= Martin measure =

In descriptive set theory, the Martin measure is a filter on the set of Turing degrees of sets of natural numbers, named after Donald A. Martin. Under the axiom of determinacy it can be shown to be an ultrafilter.

== Definition ==
Let $D$ be the set of Turing degrees of sets of natural numbers. Given some equivalence class $[X]\in D$, we may define the cone (or upward cone) of $[X]$ as the set of all Turing degrees $[Y]$ such that $X\le_T Y$; that is, the set of Turing degrees that are "at least as complex" as $X$ under Turing reduction. In order-theoretic terms, the cone of $[X]$ is the upper set of $[X]$.

Assuming the axiom of determinacy, the cone lemma states that if A is a set of Turing degrees, either A includes a cone or the complement of A contains a cone. It is similar to Wadge's lemma for Wadge degrees, and is important for the following result.

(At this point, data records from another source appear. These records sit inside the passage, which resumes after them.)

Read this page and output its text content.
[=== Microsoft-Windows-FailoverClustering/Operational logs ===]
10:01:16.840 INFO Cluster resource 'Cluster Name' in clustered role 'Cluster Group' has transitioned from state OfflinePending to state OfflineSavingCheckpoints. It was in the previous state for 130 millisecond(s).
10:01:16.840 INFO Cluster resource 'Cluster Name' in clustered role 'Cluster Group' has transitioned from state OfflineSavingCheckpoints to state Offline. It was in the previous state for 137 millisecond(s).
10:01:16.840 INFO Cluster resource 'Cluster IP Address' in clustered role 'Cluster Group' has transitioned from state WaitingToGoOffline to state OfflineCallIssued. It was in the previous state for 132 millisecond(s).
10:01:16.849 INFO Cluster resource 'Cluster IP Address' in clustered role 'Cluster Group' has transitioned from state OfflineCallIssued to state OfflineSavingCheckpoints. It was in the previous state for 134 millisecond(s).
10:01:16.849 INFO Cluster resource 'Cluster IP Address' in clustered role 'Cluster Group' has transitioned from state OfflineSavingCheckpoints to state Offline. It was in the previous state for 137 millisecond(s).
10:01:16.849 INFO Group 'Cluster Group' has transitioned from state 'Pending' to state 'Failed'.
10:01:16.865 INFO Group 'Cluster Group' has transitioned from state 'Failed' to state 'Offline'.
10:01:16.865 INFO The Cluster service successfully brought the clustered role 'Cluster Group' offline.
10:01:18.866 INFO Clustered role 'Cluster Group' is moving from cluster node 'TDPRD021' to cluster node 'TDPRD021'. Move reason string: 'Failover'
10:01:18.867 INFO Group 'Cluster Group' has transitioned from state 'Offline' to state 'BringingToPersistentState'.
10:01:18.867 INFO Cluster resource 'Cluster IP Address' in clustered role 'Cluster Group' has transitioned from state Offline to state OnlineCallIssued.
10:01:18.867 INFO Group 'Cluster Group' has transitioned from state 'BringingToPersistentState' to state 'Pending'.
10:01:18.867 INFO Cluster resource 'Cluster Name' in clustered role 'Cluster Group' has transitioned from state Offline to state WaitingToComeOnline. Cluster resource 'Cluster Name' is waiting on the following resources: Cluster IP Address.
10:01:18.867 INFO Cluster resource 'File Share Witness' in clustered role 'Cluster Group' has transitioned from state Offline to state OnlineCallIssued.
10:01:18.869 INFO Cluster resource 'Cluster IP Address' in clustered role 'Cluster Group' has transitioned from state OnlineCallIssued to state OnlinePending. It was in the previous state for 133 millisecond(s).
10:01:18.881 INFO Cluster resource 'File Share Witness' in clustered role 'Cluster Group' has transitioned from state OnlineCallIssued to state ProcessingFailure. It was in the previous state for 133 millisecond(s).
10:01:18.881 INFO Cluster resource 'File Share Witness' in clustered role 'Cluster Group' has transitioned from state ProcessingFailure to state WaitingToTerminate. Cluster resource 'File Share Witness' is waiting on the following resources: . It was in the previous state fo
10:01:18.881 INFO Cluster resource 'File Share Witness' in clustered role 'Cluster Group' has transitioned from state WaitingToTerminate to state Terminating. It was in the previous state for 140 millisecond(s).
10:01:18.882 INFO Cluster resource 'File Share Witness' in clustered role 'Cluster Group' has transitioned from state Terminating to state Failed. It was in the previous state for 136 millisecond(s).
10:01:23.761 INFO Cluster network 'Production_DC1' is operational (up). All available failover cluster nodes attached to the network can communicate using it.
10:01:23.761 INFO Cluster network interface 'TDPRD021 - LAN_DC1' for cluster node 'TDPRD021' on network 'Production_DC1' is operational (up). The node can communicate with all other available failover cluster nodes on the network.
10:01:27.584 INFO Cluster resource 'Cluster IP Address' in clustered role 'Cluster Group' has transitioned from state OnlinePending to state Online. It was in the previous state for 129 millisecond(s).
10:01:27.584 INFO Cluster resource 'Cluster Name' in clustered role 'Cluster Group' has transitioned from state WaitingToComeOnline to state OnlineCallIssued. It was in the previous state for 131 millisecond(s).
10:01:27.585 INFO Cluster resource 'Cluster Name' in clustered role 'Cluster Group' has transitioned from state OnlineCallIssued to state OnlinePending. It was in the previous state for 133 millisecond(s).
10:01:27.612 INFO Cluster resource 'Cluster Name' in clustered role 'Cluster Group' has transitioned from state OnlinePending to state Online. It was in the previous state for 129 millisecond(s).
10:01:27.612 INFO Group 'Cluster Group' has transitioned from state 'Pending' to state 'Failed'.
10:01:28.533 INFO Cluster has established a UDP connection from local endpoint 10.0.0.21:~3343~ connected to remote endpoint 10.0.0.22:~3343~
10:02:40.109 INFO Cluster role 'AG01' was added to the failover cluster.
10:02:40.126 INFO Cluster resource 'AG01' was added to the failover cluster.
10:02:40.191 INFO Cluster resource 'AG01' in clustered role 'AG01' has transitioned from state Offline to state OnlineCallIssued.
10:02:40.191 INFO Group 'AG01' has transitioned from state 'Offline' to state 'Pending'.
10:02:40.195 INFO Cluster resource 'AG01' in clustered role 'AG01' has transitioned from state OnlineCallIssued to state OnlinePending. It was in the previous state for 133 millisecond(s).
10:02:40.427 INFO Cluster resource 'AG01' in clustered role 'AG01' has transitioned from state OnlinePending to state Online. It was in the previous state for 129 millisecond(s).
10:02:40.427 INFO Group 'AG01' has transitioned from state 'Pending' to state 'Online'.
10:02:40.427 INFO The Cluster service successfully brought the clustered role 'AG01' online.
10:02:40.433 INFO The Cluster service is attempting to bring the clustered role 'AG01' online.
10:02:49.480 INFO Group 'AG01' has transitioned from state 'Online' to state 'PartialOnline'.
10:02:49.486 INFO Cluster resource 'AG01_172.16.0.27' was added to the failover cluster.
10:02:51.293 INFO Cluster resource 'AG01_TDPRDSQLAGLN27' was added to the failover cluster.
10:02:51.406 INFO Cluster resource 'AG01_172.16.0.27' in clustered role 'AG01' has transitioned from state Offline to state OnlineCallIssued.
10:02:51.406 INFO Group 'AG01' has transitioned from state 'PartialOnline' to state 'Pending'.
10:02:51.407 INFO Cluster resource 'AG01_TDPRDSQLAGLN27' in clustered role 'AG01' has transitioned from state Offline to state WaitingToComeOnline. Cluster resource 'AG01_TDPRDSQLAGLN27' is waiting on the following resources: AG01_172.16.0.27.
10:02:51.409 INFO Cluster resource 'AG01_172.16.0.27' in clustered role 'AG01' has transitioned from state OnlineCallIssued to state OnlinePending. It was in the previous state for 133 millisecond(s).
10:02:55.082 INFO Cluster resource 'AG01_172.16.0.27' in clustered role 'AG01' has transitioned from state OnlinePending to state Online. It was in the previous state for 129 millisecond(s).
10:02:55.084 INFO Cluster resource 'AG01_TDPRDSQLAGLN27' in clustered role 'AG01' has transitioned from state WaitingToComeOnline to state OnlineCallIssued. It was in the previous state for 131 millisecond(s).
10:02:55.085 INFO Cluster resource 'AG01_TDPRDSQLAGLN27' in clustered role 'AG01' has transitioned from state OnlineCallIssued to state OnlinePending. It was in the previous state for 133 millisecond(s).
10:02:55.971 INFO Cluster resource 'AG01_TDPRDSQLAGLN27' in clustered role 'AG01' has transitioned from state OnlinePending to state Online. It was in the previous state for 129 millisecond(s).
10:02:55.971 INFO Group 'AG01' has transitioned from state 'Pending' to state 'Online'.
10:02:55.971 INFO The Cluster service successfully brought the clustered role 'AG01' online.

We say that a set $A$ of Turing degrees has measure 1 under the Martin measure exactly when $A$ contains some cone. Since it is possible, for any $A$, to construct a game in which player I has a winning strategy exactly when $A$ contains a cone and in which player II has a winning strategy exactly when the complement of $A$ contains a cone, the axiom of determinacy implies that the measure-1 sets of Turing degrees form an ultrafilter.

== Consequences ==
It is easy to show that a countable intersection of cones is itself a cone; the Martin measure is therefore a countably complete filter. This fact, combined with the fact that the Martin measure may be transferred to $\omega_1$ by a simple mapping, tells us that $\omega_1$ is measurable under the axiom of determinacy. This result shows part of the important connection between determinacy and large cardinals.